民法改正のポイント ――早い情報が実務で生きる 渡邉不動産取引法実務研究所 代表渡邉秀男【20】 債権編(15) 委任――自己執行義務と報酬請求の時期
住宅新報 2015年8月25日 号 10面
連載: 民法改正のポイント
Q 売買・賃貸借共通の問題として、媒介契約や管理委託契約の前提となる委任の規定に改正があったと聞いていますが、どのような改正があったのですか。

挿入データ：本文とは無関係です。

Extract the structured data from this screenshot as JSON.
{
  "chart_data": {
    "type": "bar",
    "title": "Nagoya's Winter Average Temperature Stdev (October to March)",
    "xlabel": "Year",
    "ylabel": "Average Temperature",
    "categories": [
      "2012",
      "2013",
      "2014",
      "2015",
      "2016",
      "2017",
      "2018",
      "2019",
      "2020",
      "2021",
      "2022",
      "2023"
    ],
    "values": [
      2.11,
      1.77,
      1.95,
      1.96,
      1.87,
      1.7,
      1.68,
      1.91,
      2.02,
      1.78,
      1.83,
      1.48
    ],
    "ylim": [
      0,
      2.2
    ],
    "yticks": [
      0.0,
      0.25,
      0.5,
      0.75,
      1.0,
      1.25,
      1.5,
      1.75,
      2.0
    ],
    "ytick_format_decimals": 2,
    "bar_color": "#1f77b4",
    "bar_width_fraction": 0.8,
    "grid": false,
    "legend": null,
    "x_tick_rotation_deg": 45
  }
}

A 第1点は、受任者の「自己執行義務」といわれるもので、要は、受任者は委任者の許諾を得たとき、またはやむを得ない事情があるとき以外は「復受任者」を選任することができないという規定です。この規定は、代理人が復代理人を選任するときの内容と同じものですが、代理と委任は別のものですから、それぞれに別個のものとして定められました。
次に、受任者の報酬請求の時期が明文化されたということです。これは、従来は民法648条で後払いを原則とする旨の規定はあったのですが、その時期については必ずしも明確ではありませんでした。そこで、これを「成果」(仲介でいえば、売買契約や賃貸借契約の成立)の引き渡しと同時に、委任者に支払義務が生じるという規定を設けました。これは、請負契約における報酬の支払時期に関する規定(633条)と同じようになっています。そのほかにも、委任の解除に関する規定があります。